Few scientific fields display more breadth and depth than nuclear materials—a topic that deals with almost everything that touches on nuclear reactions. Scientists coming from many diverse disciplines work with nuclear materials: Physicists explore the neutron economy of reactors to develop new reactor designs and advanced nuclear fuel cycles. Materials scientists develop new nuclear fuels for reactors and waste forms to immobilize radionuclides in repositories. Radiochemists study the effects of radiation on minerals and the corrosion of nuclear materials in contact with water. Nuclear engineers develop new reactor safety systems and containment methods for geological repositories of nuclear waste. Geoscientists estimate the long-term behavior of host rocks and the hydrology of repositories. Geochemists study the fate of plutonium, uranium, and other radioactive materials in the environment after nuclear reactor accidents or breaches of nuclear waste packages in repositories. Health scientists study the impacts of radiative materials on humans and animals. Social scientists and philosophers discuss the issues of trust, risk, and ethics associated with managing nuclear waste materials and nuclear facilities and the complicated relationship between science and safety.

These are all issues of great scientific and public value. They were also the very topics—as he called them, his “hobbies”—that Rod Ewing was most interested in.

Rodney C. Ewing (1946-2024) was a professor in nuclear security and a professor in geosciences at Stanford University and a professor emeritus at the University of Michigan and the University of New Mexico. He was a fellow of the National Academy of Engineering since 2017, and a longtime member of the Bulletin’s Science and Security Board. Ewing passed away in July at the age of 77.

Throughout his career of nearly 50 years, Ewing—a mineralogist turned material engineer—became arguably the world’s top expert on nuclear materials (Hecker, Park, and Tracy, 2024). He was also a great mentor and friend to a whole generation of scientists and scholars (including me) involved in the science and policy issues of nuclear materials. To pay tribute to Rod’s many contributions to the field, this issue of the Bulletin brings together some of his former collaborators to explore the enduring risks and new challenges of nuclear materials.

In their piece, “Glass and ceramic nuclear waste forms: the scientific battle,” Daniel J. Gregg and his colleagues tell the story of the scientific battle between two major classes of materials to be the best option for immobilization and disposal of high-level nuclear waste—a battle that has played out since the 1970s. They also highlight some of Rod’s essential contributions in the areas of radiation damage and nuclear waste forms.

In an investigative science reporting piece, “How Fukushima’s radioactive fallout in Tokyo was concealed from the public,” I reveal how very high concentrations of insoluble cesium microparticles were found in Tokyo following the Fukushima nuclear plant accident in March 2011, and how these findings were kept from the public’s eye for years.

In his essay, “Becoming a responsible ancestor,” Daniel Metlay discusses how the United States, which possesses the largest inventory of high-level radioactive waste and spent nuclear fuel in the world, still has no plan to permanently dispose of these materials. He also explains how the legal framework for US nuclear waste management might be reformed, to end with the current stalemate.
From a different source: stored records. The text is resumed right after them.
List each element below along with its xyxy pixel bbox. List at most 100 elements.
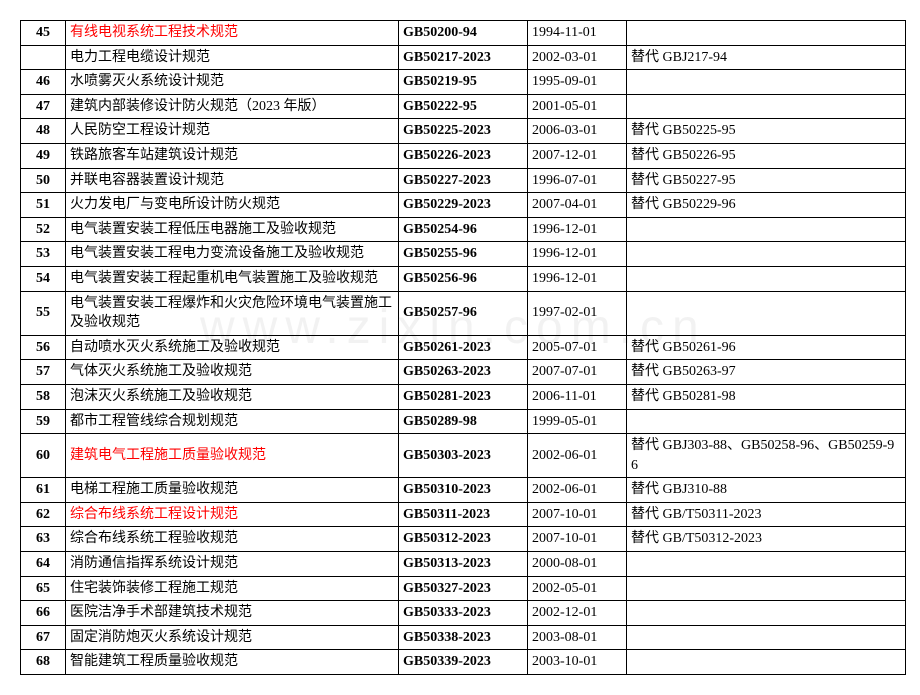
table-row: 49铁路旅客车站建筑设计规范GB50226-20232007-12-01替代 G… bbox=[21, 143, 906, 168]
row-title: 智能建筑工程质量验收规范 bbox=[66, 650, 399, 675]
row-date: 1996-12-01 bbox=[528, 266, 627, 291]
row-date: 1995-09-01 bbox=[528, 70, 627, 95]
table-row: 55电气装置安装工程爆炸和火灾危险环境电气装置施工及验收规范GB50257-96… bbox=[21, 291, 906, 335]
table-row: 54电气装置安装工程起重机电气装置施工及验收规范GB50256-961996-1… bbox=[21, 266, 906, 291]
row-number: 56 bbox=[21, 335, 66, 360]
row-note: 替代 GB50229-96 bbox=[627, 193, 906, 218]
row-note bbox=[627, 217, 906, 242]
row-date: 2007-10-01 bbox=[528, 527, 627, 552]
row-number: 54 bbox=[21, 266, 66, 291]
row-number: 61 bbox=[21, 478, 66, 503]
table-row: 64消防通信指挥系统设计规范GB50313-20232000-08-01 bbox=[21, 552, 906, 577]
row-title: 电气装置安装工程爆炸和火灾危险环境电气装置施工及验收规范 bbox=[66, 291, 399, 335]
row-date: 2007-10-01 bbox=[528, 502, 627, 527]
row-note bbox=[627, 266, 906, 291]
row-date: 2007-04-01 bbox=[528, 193, 627, 218]
row-title: 气体灭火系统施工及验收规范 bbox=[66, 360, 399, 385]
row-code: GB50219-95 bbox=[399, 70, 528, 95]
row-code: GB50261-2023 bbox=[399, 335, 528, 360]
row-date: 2002-06-01 bbox=[528, 434, 627, 478]
row-code: GB50327-2023 bbox=[399, 576, 528, 601]
row-code: GB50338-2023 bbox=[399, 625, 528, 650]
row-note: 替代 GB/T50311-2023 bbox=[627, 502, 906, 527]
row-title: 铁路旅客车站建筑设计规范 bbox=[66, 143, 399, 168]
row-date: 2003-10-01 bbox=[528, 650, 627, 675]
row-title: 电梯工程施工质量验收规范 bbox=[66, 478, 399, 503]
row-number: 57 bbox=[21, 360, 66, 385]
row-title: 火力发电厂与变电所设计防火规范 bbox=[66, 193, 399, 218]
row-title: 并联电容器装置设计规范 bbox=[66, 168, 399, 193]
row-date: 1996-12-01 bbox=[528, 242, 627, 267]
table-row: 66医院洁净手术部建筑技术规范GB50333-20232002-12-01 bbox=[21, 601, 906, 626]
table-row: 68智能建筑工程质量验收规范GB50339-20232003-10-01 bbox=[21, 650, 906, 675]
table-row: 48人民防空工程设计规范GB50225-20232006-03-01替代 GB5… bbox=[21, 119, 906, 144]
row-note bbox=[627, 552, 906, 577]
row-note: 替代 GB50226-95 bbox=[627, 143, 906, 168]
table-row: 52电气装置安装工程低压电器施工及验收规范GB50254-961996-12-0… bbox=[21, 217, 906, 242]
row-code: GB50200-94 bbox=[399, 21, 528, 46]
row-title: 有线电视系统工程技术规范 bbox=[66, 21, 399, 46]
table-row: 电力工程电缆设计规范GB50217-20232002-03-01替代 GBJ21… bbox=[21, 45, 906, 70]
row-code: GB50310-2023 bbox=[399, 478, 528, 503]
row-note bbox=[627, 650, 906, 675]
row-title: 都市工程管线综合规划规范 bbox=[66, 409, 399, 434]
row-date: 2007-07-01 bbox=[528, 360, 627, 385]
row-number: 68 bbox=[21, 650, 66, 675]
table-row: 67固定消防炮灭火系统设计规范GB50338-20232003-08-01 bbox=[21, 625, 906, 650]
row-date: 2002-06-01 bbox=[528, 478, 627, 503]
row-title: 建筑电气工程施工质量验收规范 bbox=[66, 434, 399, 478]
row-note: 替代 GB50281-98 bbox=[627, 384, 906, 409]
row-number: 62 bbox=[21, 502, 66, 527]
row-code: GB50255-96 bbox=[399, 242, 528, 267]
table-row: 47建筑内部装修设计防火规范（2023 年版）GB50222-952001-05… bbox=[21, 94, 906, 119]
row-number: 63 bbox=[21, 527, 66, 552]
row-date: 2002-03-01 bbox=[528, 45, 627, 70]
row-code: GB50263-2023 bbox=[399, 360, 528, 385]
row-code: GB50229-2023 bbox=[399, 193, 528, 218]
row-title: 住宅装饰装修工程施工规范 bbox=[66, 576, 399, 601]
row-code: GB50227-2023 bbox=[399, 168, 528, 193]
row-code: GB50289-98 bbox=[399, 409, 528, 434]
row-date: 1996-07-01 bbox=[528, 168, 627, 193]
row-code: GB50222-95 bbox=[399, 94, 528, 119]
row-number: 51 bbox=[21, 193, 66, 218]
row-note: 替代 GBJ217-94 bbox=[627, 45, 906, 70]
row-title: 医院洁净手术部建筑技术规范 bbox=[66, 601, 399, 626]
row-title: 固定消防炮灭火系统设计规范 bbox=[66, 625, 399, 650]
row-number: 67 bbox=[21, 625, 66, 650]
row-number: 60 bbox=[21, 434, 66, 478]
row-note bbox=[627, 409, 906, 434]
row-title: 消防通信指挥系统设计规范 bbox=[66, 552, 399, 577]
row-note bbox=[627, 21, 906, 46]
row-date: 2005-07-01 bbox=[528, 335, 627, 360]
row-date: 2006-11-01 bbox=[528, 384, 627, 409]
row-code: GB50217-2023 bbox=[399, 45, 528, 70]
row-title: 电气装置安装工程低压电器施工及验收规范 bbox=[66, 217, 399, 242]
table-row: 57气体灭火系统施工及验收规范GB50263-20232007-07-01替代 … bbox=[21, 360, 906, 385]
table-row: 65住宅装饰装修工程施工规范GB50327-20232002-05-01 bbox=[21, 576, 906, 601]
table-row: 61电梯工程施工质量验收规范GB50310-20232002-06-01替代 G… bbox=[21, 478, 906, 503]
row-note bbox=[627, 625, 906, 650]
row-number: 48 bbox=[21, 119, 66, 144]
table-row: 62综合布线系统工程设计规范GB50311-20232007-10-01替代 G… bbox=[21, 502, 906, 527]
row-number: 55 bbox=[21, 291, 66, 335]
row-code: GB50257-96 bbox=[399, 291, 528, 335]
row-date: 2007-12-01 bbox=[528, 143, 627, 168]
row-code: GB50313-2023 bbox=[399, 552, 528, 577]
row-title: 水喷雾灭火系统设计规范 bbox=[66, 70, 399, 95]
row-number: 59 bbox=[21, 409, 66, 434]
row-note: 替代 GB50261-96 bbox=[627, 335, 906, 360]
row-note bbox=[627, 242, 906, 267]
row-code: GB50312-2023 bbox=[399, 527, 528, 552]
row-note bbox=[627, 94, 906, 119]
table-row: 59都市工程管线综合规划规范GB50289-981999-05-01 bbox=[21, 409, 906, 434]
row-note bbox=[627, 70, 906, 95]
row-date: 2000-08-01 bbox=[528, 552, 627, 577]
row-number: 64 bbox=[21, 552, 66, 577]
row-date: 2006-03-01 bbox=[528, 119, 627, 144]
row-date: 2001-05-01 bbox=[528, 94, 627, 119]
row-number: 45 bbox=[21, 21, 66, 46]
row-date: 1999-05-01 bbox=[528, 409, 627, 434]
row-date: 2002-05-01 bbox=[528, 576, 627, 601]
row-date: 1994-11-01 bbox=[528, 21, 627, 46]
Cameron L. Tracy’s article, “Sociotechnical risks posed by the geologic disposal of weapons plutonium,” discusses the risks of the US government’s plan to bury a large stockpile of excess weapons plutonium at the Waste Isolation Pilot Plant (WIPP), a geologic repository in southeastern New Mexico originally designed to store non-weapons nuclear wastes.

In their article, “Small and advanced nuclear reactors: Closing the fuel cycle?”, Claire Corkhill and her colleagues explain how developing new reactor designs, which often come with novel fuel, must go hand in hand with building disposal solutions for their radioactive waste to avoid future significant and unconstrained costs.

In an article published posthumously, Rodney C. Ewing and his long-time collaborator Bernd Grambow reflect on the reasons why the research community has not achieved a better understanding of the issue of safety in the geological disposal of radioactive waste, despite more than 50 years of effort. They offer some important advice to the next generation of repository experts.

I hope that Bulletin readers will find this special issue entertaining and insightful and that the articles in it do justice to Rod Ewing’s great contributions to science.